De modo geral quem vai escrever o conto arranja primeiro a anedota para lhe servir de arcabouço à história, e aí mete os seus floreios. Ou um momento climático, culminante, que fica sendo para o conto o que era a chave de ouro para o soneto. Eça de Queiroz, mestre da história curta tanto quanto da história comprida, seguia esse critério. Vejamos, por exemplo, um dos seus contos mais célebres, o caso de amor entre Ulisses e Calipso. Toda a deliciosa história é construída apenas para dar lustre e moldura ao paradoxal conceito do grego sútil acerca de perfeição e imperfeição.

Um pouco de tudo, anedota, clímax, frisson e crônica — há num livro de contos que acabo de ler: o Omelete em Bombaim, de Orígenes Lessa.

Ressalto de saída a linguagem excelente em que é vasado o livro inteiro. Nas histórias curtas, a linguagem há de ser concentrada e específica, exprimindo uma porção de coisas em poucas palavras e ao mesmo tempo sem dar ao leitor a impressão de linguagem telegráfica, ou a impressão de que ele está lendo uma espécie de condensação ou resumo. Há contistas que, depois do ponto final, nos deixam o sentimento de que nos forneceram um digesto da história a ser contada. 

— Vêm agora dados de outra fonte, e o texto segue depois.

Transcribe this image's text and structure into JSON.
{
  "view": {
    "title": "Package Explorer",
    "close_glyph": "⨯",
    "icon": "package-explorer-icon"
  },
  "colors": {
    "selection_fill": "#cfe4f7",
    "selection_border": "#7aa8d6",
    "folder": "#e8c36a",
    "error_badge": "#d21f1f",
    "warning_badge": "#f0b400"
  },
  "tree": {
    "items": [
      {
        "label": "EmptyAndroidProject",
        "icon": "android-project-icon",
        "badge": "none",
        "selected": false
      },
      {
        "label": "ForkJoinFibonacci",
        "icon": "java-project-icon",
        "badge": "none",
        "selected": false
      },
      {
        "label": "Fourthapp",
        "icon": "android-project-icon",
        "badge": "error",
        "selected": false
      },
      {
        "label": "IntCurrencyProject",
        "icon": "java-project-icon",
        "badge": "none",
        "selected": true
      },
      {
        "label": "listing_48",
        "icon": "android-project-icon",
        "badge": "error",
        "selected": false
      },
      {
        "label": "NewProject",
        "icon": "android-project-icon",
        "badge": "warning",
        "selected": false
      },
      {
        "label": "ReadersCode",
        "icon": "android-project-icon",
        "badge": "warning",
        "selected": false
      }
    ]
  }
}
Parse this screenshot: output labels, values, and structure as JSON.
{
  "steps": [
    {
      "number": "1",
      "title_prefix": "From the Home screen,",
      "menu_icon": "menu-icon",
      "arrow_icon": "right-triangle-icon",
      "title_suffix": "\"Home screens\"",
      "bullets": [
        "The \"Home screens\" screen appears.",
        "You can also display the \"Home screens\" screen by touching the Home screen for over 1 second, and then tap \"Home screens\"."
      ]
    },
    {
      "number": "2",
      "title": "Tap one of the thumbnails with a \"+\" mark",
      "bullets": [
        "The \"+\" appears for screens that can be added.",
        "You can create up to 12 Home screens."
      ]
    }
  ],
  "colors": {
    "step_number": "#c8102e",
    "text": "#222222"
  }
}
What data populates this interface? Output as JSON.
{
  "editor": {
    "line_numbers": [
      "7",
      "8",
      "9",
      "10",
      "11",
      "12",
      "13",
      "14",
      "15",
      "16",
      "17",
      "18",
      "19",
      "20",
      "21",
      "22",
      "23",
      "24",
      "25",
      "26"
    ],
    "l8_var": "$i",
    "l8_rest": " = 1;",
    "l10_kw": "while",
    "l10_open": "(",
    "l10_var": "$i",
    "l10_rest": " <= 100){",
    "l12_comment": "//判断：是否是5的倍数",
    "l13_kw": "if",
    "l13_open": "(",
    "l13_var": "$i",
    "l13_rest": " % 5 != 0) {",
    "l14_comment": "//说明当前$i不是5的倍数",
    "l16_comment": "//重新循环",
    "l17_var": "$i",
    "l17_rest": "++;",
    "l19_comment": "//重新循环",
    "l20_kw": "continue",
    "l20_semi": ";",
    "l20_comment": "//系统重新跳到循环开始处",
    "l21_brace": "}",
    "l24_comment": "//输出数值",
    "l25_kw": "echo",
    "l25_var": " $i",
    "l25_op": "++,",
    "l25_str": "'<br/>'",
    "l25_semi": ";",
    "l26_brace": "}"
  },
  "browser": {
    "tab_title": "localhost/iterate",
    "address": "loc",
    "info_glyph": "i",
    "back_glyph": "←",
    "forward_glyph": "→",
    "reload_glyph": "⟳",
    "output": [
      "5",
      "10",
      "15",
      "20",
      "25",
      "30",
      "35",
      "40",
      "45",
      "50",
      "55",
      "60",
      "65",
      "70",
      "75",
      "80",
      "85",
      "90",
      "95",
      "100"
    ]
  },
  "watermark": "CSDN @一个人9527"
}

Orígenes Lessa resolveu esse problema da língua com fascinante habilidade. Nem o fraseado solene do gramático, nem o estilo mal alinhavado tão a gosto dos escritores ditos “populistas”. É um meio-termo cheio de equilíbrio e harmonia, em que as exigências de precisão verbal, como as exigências musicais do ouvido, são contempladas com a mesma imparcialidade. Nos diálogos, sobretudo, é que ele brilha: de uma espontaneidade que às vezes parecem notas taquigrafadas de uma conversa casual, e não conceitos previamente meditados pelo autor e postos na boca do personagem com um determinado fim. E todos nós sabemos que infernal artificio é necessário para se dar a um diálogo de títeres essa naturalidade de gente viva...

Há no livro três histórias que reputo três pequenas obras-primas; em nossa literatura só me ocorre compará-las a alguns dos contos de Marques Rebelo ou de Aníbal Machado. São “A aranha”, “Dona Beralda procura a filha” e “Milhar seco”. Esse “Milhar seco”, então, deixou-me um entalo na garganta, com o seu clima de felicidade angustiada, de pressa, de solidão, de desforra, dentro do qual se debate o pobre garoto premiado.

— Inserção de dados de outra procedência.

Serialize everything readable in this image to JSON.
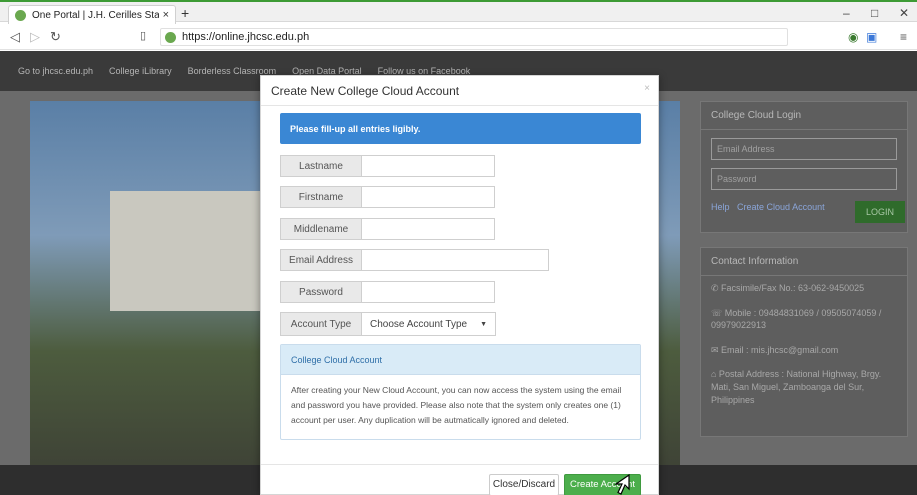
{
  "browser": {
    "tab_title": "One Portal | J.H. Cerilles State Colle",
    "tab_close": "×",
    "new_tab": "+",
    "window_minimize": "–",
    "window_restore": "□",
    "window_close": "✕",
    "url": "https://online.jhcsc.edu.ph"
  },
  "page": {
    "nav_links": [
      "Go to jhcsc.edu.ph",
      "College iLibrary",
      "Borderless Classroom",
      "Open Data Portal",
      "Follow us on Facebook"
    ],
    "login_title": "College Cloud Login",
    "login_email_placeholder": "Email Address",
    "login_password_placeholder": "Password",
    "login_help": "Help",
    "login_create": "Create Cloud Account",
    "login_button": "LOGIN",
    "contact_title": "Contact Information",
    "contact_lines": [
      "✆ Facsimile/Fax No.: 63-062-9450025",
      "☏ Mobile : 09484831069 / 09505074059 / 09979022913",
      "✉ Email : mis.jhcsc@gmail.com",
      "⌂ Postal Address : National Highway, Brgy. Mati, San Miguel, Zamboanga del Sur, Philippines"
    ]
  },
  "modal": {
    "title": "Create New College Cloud Account",
    "close_x": "×",
    "alert": "Please fill-up all entries ligibly.",
    "fields": {
      "lastname": "Lastname",
      "firstname": "Firstname",
      "middlename": "Middlename",
      "email": "Email Address",
      "password": "Password",
      "account_type": "Account Type"
    },
    "account_type_selected": "Choose Account Type",
    "info_title": "College Cloud Account",
    "info_body": "After creating your New Cloud Account, you can now access the system using the email and password you have provided. Please also note that the system only creates one (1) account per user. Any duplication will be autmatically ignored and deleted.",
    "btn_close": "Close/Discard",
    "btn_create": "Create Account"
  }
}
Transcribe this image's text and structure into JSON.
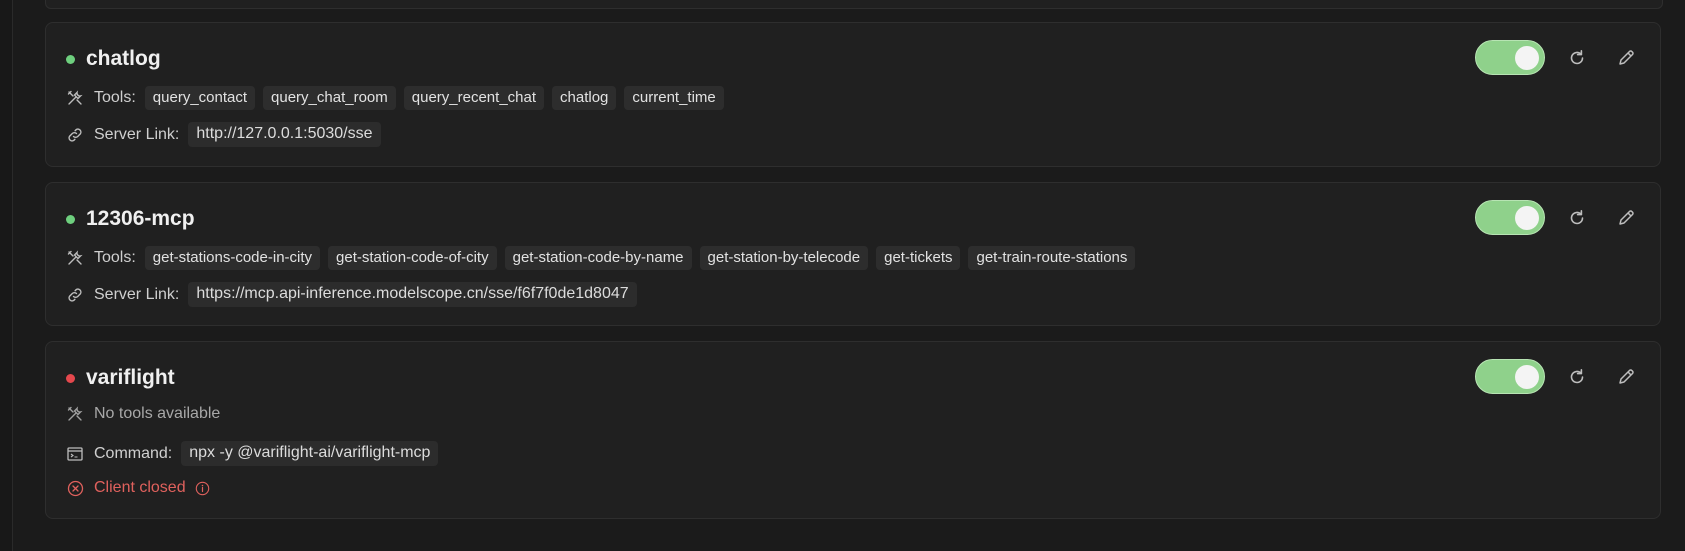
{
  "labels": {
    "tools": "Tools:",
    "server_link": "Server Link:",
    "command": "Command:"
  },
  "colors": {
    "status_ok": "#6ecf7e",
    "status_error": "#e5484d",
    "toggle_on": "#8fd18b",
    "error_text": "#e0615d"
  },
  "servers": [
    {
      "name": "chatlog",
      "status": "ok",
      "enabled": true,
      "tools": [
        "query_contact",
        "query_chat_room",
        "query_recent_chat",
        "chatlog",
        "current_time"
      ],
      "server_link": "http://127.0.0.1:5030/sse"
    },
    {
      "name": "12306-mcp",
      "status": "ok",
      "enabled": true,
      "tools": [
        "get-stations-code-in-city",
        "get-station-code-of-city",
        "get-station-code-by-name",
        "get-station-by-telecode",
        "get-tickets",
        "get-train-route-stations"
      ],
      "server_link": "https://mcp.api-inference.modelscope.cn/sse/f6f7f0de1d8047"
    },
    {
      "name": "variflight",
      "status": "error",
      "enabled": true,
      "no_tools_text": "No tools available",
      "command": "npx -y @variflight-ai/variflight-mcp",
      "error_text": "Client closed"
    }
  ],
  "icons": {
    "tools": "tools-icon",
    "link": "link-icon",
    "command": "terminal-icon",
    "refresh": "refresh-icon",
    "edit": "edit-icon",
    "error": "error-circle-icon",
    "info": "info-icon"
  }
}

Chamo também a atenção dos leitores para “A boina vermelha”, que é um flagrante delicioso de cidade grande; para o conto-título, “Omelete em Bombaim”, que como caricatura é precioso. E a “Herança”, tão cruel, irônico e enternecido que parece ser obra de colaboração entre a desumanidade do Amigo da Onça e a comovente humanidade do já citado e saudoso Humberto de Campos.

Limito-me a citar estes; mas leiam o livro todo.